5 tips for better partnership with medical providers

Medical providers are a critical partner when implementing workplace accommodations for an employee’s return-to-work or stay-at-work plan. They have first-hand knowledge of an employee’s medical condition and can provide details about any limitations and restrictions that need to be put in place to enable that person to return to work.

Typically, medical providers share this information in a written format but, sometimes, the information can be unclear or lacks critical details to inform the best solution for the employee. So now what do you do?

Get clarification
If you’re managing this without assistance from your disability carrier, don’t be afraid to go back to the medical provider to ask for a few more details. The best way to gather extra information is to explain why you’re asking. It may help to give the physician more insight into the employee’s work situation and discuss that the ultimate end-goal is helping him or her return to or stay at work.

Prepare for the conversation ahead of time to ensure you make the most of the time you have with the medical provider and to keep the conversation focused on the employee’s restrictions and limitations, not the medical condition, diagnosis or other details.

Explain the job duties and work environment
A physician may not understand the ins and outs of the employee’s tasks or the setup of the workplace, and therefore, his or her recommendation may just skim the surface of what’s needed. By detailing these things to him or her, you can better collaborate to find an optimal solution. Better yet, provide a job description to the physician that contains the requirements of the position and the main job responsibilities.

Discuss possible solutions
A busy physician may not have the knowledge or expertise in vocational rehabilitation, or background on your company’s policies or procedures to know what options may be available from a work schedule, alternative work duty or ergonomic equipment perspective. Use your conversation with the medical provider to present your ideas and options for possible accommodations.
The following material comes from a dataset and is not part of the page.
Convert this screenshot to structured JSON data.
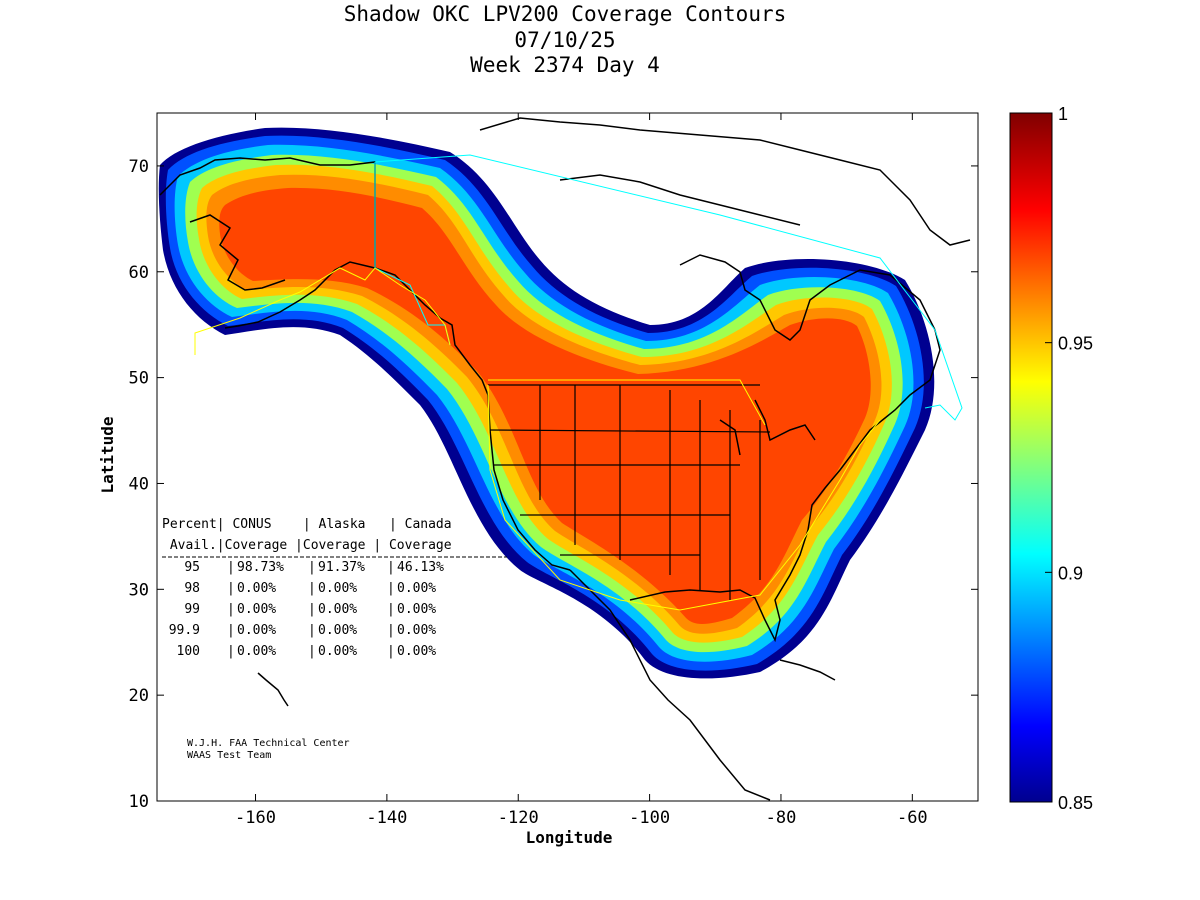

This proactive conversation also can underscore your desire to have the employee return to or stay at work.

Get better information upfront
To obtain the best possible information when you initially reach out to a medical provider, be sure that you are requesting information specifically about limitations and restrictions required for the employee to return to work. The more specific you are with your request will lead to receiving better information.

Reach out to your disability carrier
If you have the resource available to you, a consultant from your disability carrier also can help.

Your carrier may have a consultant who knows how to ask the kind of pointed questions that result in the best answers from busy medical providers. Plus, because many consultants either have years of accommodations experience or backgrounds in areas such as nursing and ergonomics, they understand medical terminology and can interpret what that means for the employee and their accommodation.

By partnering more with the medical provider, you can work together with the employee to determine the best plan for healing and returning to work.